The B.C. Labour Relations Board has ruled Mount Polley Mining Corp. must pay laid off mine workers lost wages after the company failed to give them 60 days’ notice before laying them off earlier this year.
In her July 10 decision, board associate chair Jennifer Glougie said the employer breached a section of the Labour Relations Act by failing to give that advanced notice to 26 employees in January and February.
The company argued the layoffs were necessary because of its financial loss resulting from the tailings pond breach on August 2014. It said in the three and a half years since, it has expended approximately $205 million on remediation activities and new equipment, while having net earnings of only $50 million.

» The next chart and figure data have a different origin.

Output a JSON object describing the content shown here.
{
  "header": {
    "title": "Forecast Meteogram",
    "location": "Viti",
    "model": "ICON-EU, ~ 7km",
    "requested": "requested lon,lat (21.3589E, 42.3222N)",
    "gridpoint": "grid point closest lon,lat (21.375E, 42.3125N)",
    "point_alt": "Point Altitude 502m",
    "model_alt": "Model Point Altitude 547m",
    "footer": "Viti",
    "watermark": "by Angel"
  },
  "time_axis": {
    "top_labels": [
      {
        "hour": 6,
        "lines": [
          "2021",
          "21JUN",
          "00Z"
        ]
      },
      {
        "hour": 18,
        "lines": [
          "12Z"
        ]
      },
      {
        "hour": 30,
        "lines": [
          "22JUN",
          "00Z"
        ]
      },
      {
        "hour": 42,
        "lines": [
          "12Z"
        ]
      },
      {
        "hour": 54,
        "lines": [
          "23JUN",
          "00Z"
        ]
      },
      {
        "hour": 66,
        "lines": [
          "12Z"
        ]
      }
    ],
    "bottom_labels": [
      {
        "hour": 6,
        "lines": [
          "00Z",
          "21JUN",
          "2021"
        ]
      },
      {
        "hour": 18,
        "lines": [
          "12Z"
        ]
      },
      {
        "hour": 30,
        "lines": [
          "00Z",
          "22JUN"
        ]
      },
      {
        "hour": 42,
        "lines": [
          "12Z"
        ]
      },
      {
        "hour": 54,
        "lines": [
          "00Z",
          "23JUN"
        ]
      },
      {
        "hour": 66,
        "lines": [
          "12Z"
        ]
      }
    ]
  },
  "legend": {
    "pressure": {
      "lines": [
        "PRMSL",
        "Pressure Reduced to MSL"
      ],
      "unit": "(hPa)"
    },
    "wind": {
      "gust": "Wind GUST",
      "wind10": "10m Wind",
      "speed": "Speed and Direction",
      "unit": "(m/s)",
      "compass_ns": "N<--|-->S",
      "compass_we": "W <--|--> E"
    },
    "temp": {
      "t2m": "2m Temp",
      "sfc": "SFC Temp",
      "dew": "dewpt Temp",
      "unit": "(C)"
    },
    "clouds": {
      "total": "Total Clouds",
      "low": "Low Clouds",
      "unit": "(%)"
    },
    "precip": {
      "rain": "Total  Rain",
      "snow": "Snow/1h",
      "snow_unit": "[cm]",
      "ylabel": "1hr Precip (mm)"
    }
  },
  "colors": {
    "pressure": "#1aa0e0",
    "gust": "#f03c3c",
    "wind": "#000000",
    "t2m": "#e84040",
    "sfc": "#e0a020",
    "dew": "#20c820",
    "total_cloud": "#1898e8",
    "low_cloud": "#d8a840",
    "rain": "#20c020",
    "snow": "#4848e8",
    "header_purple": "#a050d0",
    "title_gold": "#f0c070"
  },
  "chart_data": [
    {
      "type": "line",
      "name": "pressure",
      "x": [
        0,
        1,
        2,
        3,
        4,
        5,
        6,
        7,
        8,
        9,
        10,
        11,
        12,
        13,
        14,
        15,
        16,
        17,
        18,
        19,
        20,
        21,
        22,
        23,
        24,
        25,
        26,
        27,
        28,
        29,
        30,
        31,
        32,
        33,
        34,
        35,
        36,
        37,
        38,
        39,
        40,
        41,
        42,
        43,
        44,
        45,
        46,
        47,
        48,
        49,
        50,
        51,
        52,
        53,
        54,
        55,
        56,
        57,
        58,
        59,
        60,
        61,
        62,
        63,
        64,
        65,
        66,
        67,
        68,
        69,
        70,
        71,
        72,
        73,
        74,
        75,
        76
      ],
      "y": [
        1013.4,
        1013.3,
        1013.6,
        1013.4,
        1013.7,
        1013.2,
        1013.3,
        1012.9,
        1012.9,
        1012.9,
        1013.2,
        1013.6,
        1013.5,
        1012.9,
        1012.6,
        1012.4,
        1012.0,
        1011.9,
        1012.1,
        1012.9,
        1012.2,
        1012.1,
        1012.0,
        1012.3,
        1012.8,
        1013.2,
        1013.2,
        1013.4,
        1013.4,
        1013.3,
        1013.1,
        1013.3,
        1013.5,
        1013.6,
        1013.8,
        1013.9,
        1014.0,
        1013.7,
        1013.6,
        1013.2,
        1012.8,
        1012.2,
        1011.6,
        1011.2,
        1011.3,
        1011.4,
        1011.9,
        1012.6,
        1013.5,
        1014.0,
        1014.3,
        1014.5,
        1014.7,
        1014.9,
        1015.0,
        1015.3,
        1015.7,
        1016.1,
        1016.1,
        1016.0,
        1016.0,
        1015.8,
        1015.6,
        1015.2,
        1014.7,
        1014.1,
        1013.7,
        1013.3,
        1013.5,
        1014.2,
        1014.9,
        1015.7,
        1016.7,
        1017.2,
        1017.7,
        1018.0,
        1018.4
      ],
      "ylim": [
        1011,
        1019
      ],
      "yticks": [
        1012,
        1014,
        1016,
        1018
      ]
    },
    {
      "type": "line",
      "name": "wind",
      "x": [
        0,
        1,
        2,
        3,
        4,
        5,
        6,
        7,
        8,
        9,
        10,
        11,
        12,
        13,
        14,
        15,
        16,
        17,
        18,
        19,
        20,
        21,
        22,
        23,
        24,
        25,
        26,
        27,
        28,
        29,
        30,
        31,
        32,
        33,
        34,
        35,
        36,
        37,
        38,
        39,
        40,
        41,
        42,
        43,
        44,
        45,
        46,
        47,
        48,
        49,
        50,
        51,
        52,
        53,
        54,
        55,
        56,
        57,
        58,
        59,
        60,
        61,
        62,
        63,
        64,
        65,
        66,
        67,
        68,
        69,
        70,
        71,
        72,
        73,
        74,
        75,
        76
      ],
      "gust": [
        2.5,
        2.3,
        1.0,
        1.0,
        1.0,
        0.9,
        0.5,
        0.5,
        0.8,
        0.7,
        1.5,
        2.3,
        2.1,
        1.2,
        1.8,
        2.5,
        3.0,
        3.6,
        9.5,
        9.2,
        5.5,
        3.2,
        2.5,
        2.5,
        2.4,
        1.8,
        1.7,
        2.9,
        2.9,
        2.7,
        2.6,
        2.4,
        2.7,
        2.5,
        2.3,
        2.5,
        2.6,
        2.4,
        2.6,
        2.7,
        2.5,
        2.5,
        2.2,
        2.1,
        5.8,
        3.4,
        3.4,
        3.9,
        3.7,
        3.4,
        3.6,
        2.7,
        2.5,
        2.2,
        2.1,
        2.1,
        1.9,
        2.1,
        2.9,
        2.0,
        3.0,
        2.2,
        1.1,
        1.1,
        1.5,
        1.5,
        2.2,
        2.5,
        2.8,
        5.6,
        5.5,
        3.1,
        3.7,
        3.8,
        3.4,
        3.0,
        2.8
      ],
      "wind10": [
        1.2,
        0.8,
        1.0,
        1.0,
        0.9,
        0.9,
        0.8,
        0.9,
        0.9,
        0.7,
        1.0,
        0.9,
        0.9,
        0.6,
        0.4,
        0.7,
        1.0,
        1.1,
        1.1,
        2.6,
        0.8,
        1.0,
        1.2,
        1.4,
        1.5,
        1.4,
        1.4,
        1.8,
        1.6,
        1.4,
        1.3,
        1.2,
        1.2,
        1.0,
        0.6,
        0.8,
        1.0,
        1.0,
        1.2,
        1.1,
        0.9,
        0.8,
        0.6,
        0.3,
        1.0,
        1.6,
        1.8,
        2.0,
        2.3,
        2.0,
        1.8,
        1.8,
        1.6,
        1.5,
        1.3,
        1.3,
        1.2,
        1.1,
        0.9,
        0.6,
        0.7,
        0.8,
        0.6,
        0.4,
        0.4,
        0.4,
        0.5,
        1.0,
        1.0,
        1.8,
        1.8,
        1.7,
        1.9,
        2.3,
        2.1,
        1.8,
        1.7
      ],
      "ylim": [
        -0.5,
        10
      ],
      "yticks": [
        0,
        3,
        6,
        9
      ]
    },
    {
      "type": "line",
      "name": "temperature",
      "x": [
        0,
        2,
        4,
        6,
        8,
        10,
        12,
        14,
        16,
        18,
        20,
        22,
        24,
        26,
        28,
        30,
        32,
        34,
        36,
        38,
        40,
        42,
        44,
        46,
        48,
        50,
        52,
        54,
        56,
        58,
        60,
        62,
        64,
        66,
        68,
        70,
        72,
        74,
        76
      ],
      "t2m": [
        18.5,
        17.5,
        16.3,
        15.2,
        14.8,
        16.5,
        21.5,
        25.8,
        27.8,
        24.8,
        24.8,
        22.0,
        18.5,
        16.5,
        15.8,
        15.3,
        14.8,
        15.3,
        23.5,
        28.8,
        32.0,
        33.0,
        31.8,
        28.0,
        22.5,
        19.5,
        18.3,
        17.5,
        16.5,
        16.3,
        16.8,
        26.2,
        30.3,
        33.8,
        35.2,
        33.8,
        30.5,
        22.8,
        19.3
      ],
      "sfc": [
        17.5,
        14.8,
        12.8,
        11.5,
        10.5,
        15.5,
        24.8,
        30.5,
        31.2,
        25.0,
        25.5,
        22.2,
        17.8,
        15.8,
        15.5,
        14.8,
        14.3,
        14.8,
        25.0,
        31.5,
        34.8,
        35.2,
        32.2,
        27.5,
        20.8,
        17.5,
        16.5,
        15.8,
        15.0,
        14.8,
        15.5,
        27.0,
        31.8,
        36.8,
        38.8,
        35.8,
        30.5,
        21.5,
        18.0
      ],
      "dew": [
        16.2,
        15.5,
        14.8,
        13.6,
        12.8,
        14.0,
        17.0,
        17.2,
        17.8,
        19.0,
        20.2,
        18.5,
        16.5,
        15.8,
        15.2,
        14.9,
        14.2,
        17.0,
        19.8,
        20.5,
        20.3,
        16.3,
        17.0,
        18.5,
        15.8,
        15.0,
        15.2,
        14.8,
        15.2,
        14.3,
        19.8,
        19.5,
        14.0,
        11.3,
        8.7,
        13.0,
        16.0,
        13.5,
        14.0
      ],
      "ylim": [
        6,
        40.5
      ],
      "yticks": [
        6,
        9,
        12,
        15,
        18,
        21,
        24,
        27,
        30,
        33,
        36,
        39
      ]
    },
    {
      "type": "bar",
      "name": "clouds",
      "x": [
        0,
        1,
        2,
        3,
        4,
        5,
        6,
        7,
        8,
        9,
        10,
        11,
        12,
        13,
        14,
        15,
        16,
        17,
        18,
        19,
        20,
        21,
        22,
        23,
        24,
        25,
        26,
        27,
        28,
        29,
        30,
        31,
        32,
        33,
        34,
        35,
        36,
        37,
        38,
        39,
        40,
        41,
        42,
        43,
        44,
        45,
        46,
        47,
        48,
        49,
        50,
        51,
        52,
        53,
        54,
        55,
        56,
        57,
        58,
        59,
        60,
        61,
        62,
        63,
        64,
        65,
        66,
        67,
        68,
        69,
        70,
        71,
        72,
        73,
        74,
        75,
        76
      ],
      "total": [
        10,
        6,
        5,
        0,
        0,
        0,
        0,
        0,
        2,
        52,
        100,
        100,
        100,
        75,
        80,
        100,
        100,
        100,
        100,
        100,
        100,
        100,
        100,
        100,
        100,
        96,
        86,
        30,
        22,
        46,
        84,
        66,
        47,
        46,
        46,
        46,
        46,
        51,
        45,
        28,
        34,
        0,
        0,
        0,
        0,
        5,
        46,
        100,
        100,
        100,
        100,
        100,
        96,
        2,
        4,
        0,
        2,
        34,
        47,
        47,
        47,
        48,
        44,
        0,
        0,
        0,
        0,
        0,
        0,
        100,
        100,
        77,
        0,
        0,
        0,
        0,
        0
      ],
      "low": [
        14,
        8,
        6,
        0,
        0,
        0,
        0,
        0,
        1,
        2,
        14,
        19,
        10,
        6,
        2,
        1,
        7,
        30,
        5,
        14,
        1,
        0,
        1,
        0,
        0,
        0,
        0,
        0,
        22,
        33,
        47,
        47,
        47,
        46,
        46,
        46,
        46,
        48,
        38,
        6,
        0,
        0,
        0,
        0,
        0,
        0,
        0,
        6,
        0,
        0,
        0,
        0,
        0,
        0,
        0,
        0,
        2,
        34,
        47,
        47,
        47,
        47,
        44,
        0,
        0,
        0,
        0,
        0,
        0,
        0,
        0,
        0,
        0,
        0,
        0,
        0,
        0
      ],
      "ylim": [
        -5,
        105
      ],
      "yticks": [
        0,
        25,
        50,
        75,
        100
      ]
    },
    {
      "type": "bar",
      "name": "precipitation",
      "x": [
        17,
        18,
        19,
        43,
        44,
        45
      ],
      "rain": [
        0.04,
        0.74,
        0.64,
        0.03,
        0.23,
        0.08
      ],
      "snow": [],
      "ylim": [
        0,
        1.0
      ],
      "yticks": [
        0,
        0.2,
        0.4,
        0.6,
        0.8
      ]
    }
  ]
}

READ MORE: Staged layoffs at Mount Polley in 2018 will impact 78 jobs
“It says its parent company decided that further losses in 2018 were unacceptable,” Glougie said in background information in the decision.
Mount Polley decided at that point to temporarily reduce pit operations to reduce the loss, which forced the layoffs.
Glougie rejected the company’s argument that they didn’t need to give 60 days’ notice because of their financial situation, accepting the union’s position that the company’s losses were not beyond its control.
“The tailings pond breach, the cost of remediating that breach, and the significant financial losses the employer suffered as a result are not new or unforeseen,” Glougie said.
She said while the union and company have engaged in discussions, the union said the employer has provided no definitive committee as to when the employees will be recalled to work.
The decision comes at a time when employees have been on strike for the past seven weeks now, manning picket lines 24/7 at Bootjack Road, Gavin Lake Road and the Ditch Road near the mine east of Williams Lake.
The two parties are back at the table and expected to continues talks on Monday.
READ MORE: Talks scheduled as Mount Polley Mine strike enters seventh week
It is approaching four years since the Mount Polley tailings breach sent more than 24 million cubic metres of mining waste and forest debris into pristine rivers, streams and lakes, such as Polley Lake and Quesnel Lake.
All eyes are on this year’s salmon run into Quesnel Lake and its tributaries to see whether the breach had an impact on that year’s salmon fry leaving the system for the ocean and being able to find their way home to spawn.
Several other studies are underway on Quesnel Lake, which bore the brunt of the breach, to determine the lasting impacts.
The company was never fined for the breach, believed to be the biggest spill in Canada’s mining history.